It’s an old story. Person with an expertise meets person with another expertise. Cue the orchestra’s string section.
Edison Electric Light Co. was born out of the partnership between Thomas Edison and J.P. Morgan. Sergey Brin’s interest in data mining and Larry Page’s interest in ranking the value of information bore Google. Jim Henson had the puppets, Joan Ganz Cooney had the television network and we got Sesame Street.
It’s a story we all know. But let’s talk about how partnerships, specifically between open innovation and tech transfer, can work for you.
Here’s Fuentek senior tech transfer consultant Dr. Nannette Stangle-Castor’s pitch for the marriage of open innovation and tech transfer: “I truly believe it is through the combining of diverse interests and capabilities that meaningful innovations are developed and important impacts can occur.”

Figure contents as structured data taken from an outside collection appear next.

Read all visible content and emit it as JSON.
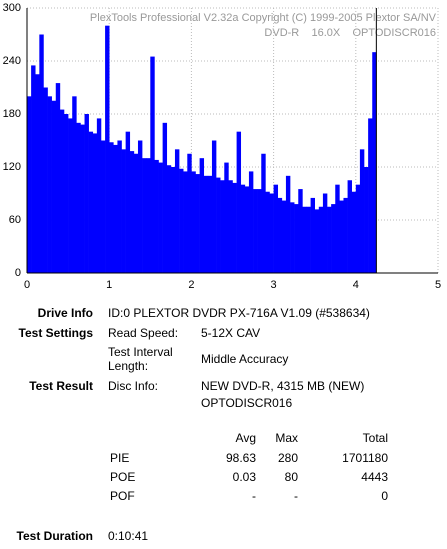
{
  "chart_data": {
    "type": "bar",
    "title": "PlexTools Professional V2.32a Copyright (C) 1999-2005 Plextor SA/NV",
    "subtitle": "DVD-R    16.0X    OPTODISCR016",
    "x": [
      0,
      0.05,
      0.1,
      0.15,
      0.2,
      0.25,
      0.3,
      0.35,
      0.4,
      0.45,
      0.5,
      0.55,
      0.6,
      0.65,
      0.7,
      0.75,
      0.8,
      0.85,
      0.9,
      0.95,
      1,
      1.05,
      1.1,
      1.15,
      1.2,
      1.25,
      1.3,
      1.35,
      1.4,
      1.45,
      1.5,
      1.55,
      1.6,
      1.65,
      1.7,
      1.75,
      1.8,
      1.85,
      1.9,
      1.95,
      2,
      2.05,
      2.1,
      2.15,
      2.2,
      2.25,
      2.3,
      2.35,
      2.4,
      2.45,
      2.5,
      2.55,
      2.6,
      2.65,
      2.7,
      2.75,
      2.8,
      2.85,
      2.9,
      2.95,
      3,
      3.05,
      3.1,
      3.15,
      3.2,
      3.25,
      3.3,
      3.35,
      3.4,
      3.45,
      3.5,
      3.55,
      3.6,
      3.65,
      3.7,
      3.75,
      3.8,
      3.85,
      3.9,
      3.95,
      4,
      4.05,
      4.1,
      4.15,
      4.2
    ],
    "values": [
      200,
      235,
      225,
      270,
      210,
      200,
      195,
      215,
      185,
      180,
      175,
      200,
      170,
      168,
      180,
      160,
      158,
      175,
      150,
      280,
      148,
      145,
      150,
      140,
      160,
      138,
      135,
      150,
      130,
      130,
      245,
      128,
      125,
      170,
      122,
      120,
      140,
      118,
      115,
      135,
      115,
      112,
      130,
      110,
      110,
      150,
      108,
      105,
      125,
      105,
      102,
      160,
      100,
      98,
      115,
      95,
      95,
      135,
      92,
      90,
      100,
      85,
      82,
      110,
      80,
      78,
      95,
      75,
      75,
      85,
      72,
      75,
      90,
      75,
      78,
      100,
      82,
      85,
      105,
      92,
      100,
      140,
      120,
      175,
      250
    ],
    "color": "#0000ff",
    "xlim": [
      0,
      5
    ],
    "xticks": [
      0,
      1,
      2,
      3,
      4,
      5
    ],
    "ylim": [
      0,
      300
    ],
    "yticks": [
      0,
      60,
      120,
      180,
      240,
      300
    ],
    "grid": true
  },
  "report": {
    "drive_info": {
      "label": "Drive Info",
      "value": "ID:0 PLEXTOR DVDR PX-716A V1.09 (#538634)"
    },
    "test_settings": {
      "label": "Test Settings",
      "read_speed": {
        "label": "Read Speed:",
        "value": "5-12X CAV"
      },
      "interval": {
        "label": "Test Interval Length:",
        "value": "Middle Accuracy"
      }
    },
    "test_result": {
      "label": "Test Result",
      "disc_label": "Disc Info:",
      "disc_lines": [
        "NEW DVD-R, 4315 MB (NEW)",
        "OPTODISCR016"
      ]
    },
    "table": {
      "header": [
        "Avg",
        "Max",
        "Total"
      ],
      "rows": [
        [
          "PIE",
          98.63,
          280,
          1701180
        ],
        [
          "POE",
          0.03,
          80,
          4443
        ],
        [
          "POF",
          "-",
          "-",
          0
        ]
      ]
    },
    "test_duration": {
      "label": "Test Duration",
      "value": "0:10:41"
    }
  }
}
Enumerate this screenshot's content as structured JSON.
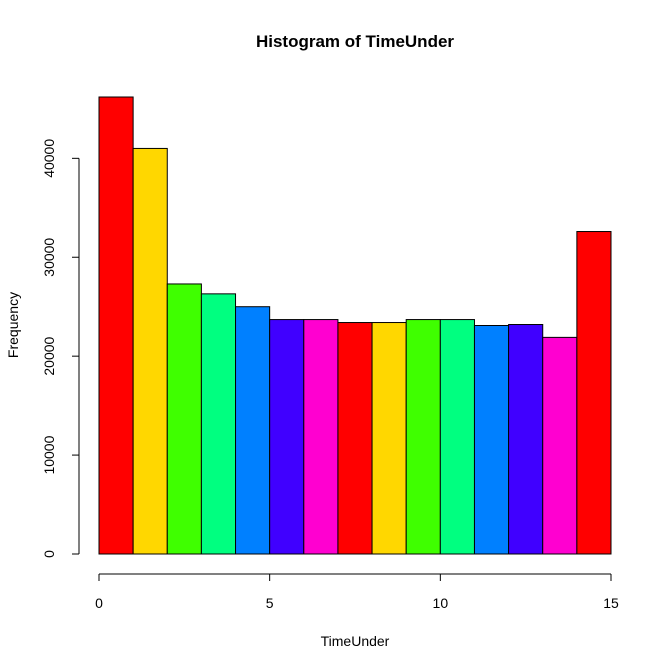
{
  "chart_data": {
    "type": "bar",
    "title": "Histogram of TimeUnder",
    "xlabel": "TimeUnder",
    "ylabel": "Frequency",
    "bin_edges": [
      0,
      1,
      2,
      3,
      4,
      5,
      6,
      7,
      8,
      9,
      10,
      11,
      12,
      13,
      14,
      15
    ],
    "values": [
      46200,
      41000,
      27300,
      26300,
      25000,
      23700,
      23700,
      23400,
      23400,
      23700,
      23700,
      23100,
      23200,
      21900,
      32600
    ],
    "colors": [
      "#FF0000",
      "#FFD700",
      "#3FFF00",
      "#00FF80",
      "#0080FF",
      "#4000FF",
      "#FF00D0",
      "#FF0000",
      "#FFD700",
      "#3FFF00",
      "#00FF80",
      "#0080FF",
      "#4000FF",
      "#FF00D0",
      "#FF0000"
    ],
    "xlim": [
      0,
      15
    ],
    "ylim": [
      0,
      46200
    ],
    "x_ticks": [
      0,
      5,
      10,
      15
    ],
    "x_tick_labels": [
      "0",
      "5",
      "10",
      "15"
    ],
    "y_ticks": [
      0,
      10000,
      20000,
      30000,
      40000
    ],
    "y_tick_labels": [
      "0",
      "10000",
      "20000",
      "30000",
      "40000"
    ],
    "grid": false,
    "legend": "none"
  }
}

Tim Minshall at the Open Innovation Blog makes a similar argument: “Bringing together start-ups and established firms in mutually beneficial partnerships seems an obvious solution.”
But both warn that successful partnerships aren’t always easy. Here are some strategies to maximize your success at building effective relationships:
Be selective. If you do decide that investing in a partnership is right for your organization, you must then decide where to invest. Everyone’s resources are limited, especially in today’s environment. That means you need to be selective in the partnerships you pursue.
Think long-term. Stangle-Castor offers this proposition: Would you rather invest in a “partnership with a quick, sizable payoff but then is done in 6 months with little potential for follow-on work,” or would you rather pursue a “deal whose near-term impact is small but where the value of the partnership will grow over time?”
Make a realistic assessment. If you’re on the start-up side, assess the readiness of your technology – realistically. Identify tasks and costs associated with production. This assessment will be key in the pursuit of partnerships, as well as the efficient management of those partnerships.
Create a roadmap. Start-ups often want to pursue multiple applications of its technology. Because of this, the start-up should map out those applications and the needed resources, and the established organization should map its capabilities and needs.
Start small. It may be useful for both the start-up and the large firm to work on a small-scale project first. This lets both sides learn how the other operates, allowing for a more productive partnership down the road.
Stay in touch. Keep continual contact; don’t wait until there’s a problem. The large firm should be sure to keep the start-up informed. And the start-up should make sure to attend relevant internal meetings.
It’s not magic. Open innovation, like everything else, is a decision. Stangle-Castor gives this advice: Think about “when to in-license and when your own technology is the best starting point, when to collaborate and when to go it alone, when to use a tool like crowdsourcing and when a more active approach to finding tech solutions is warranted.”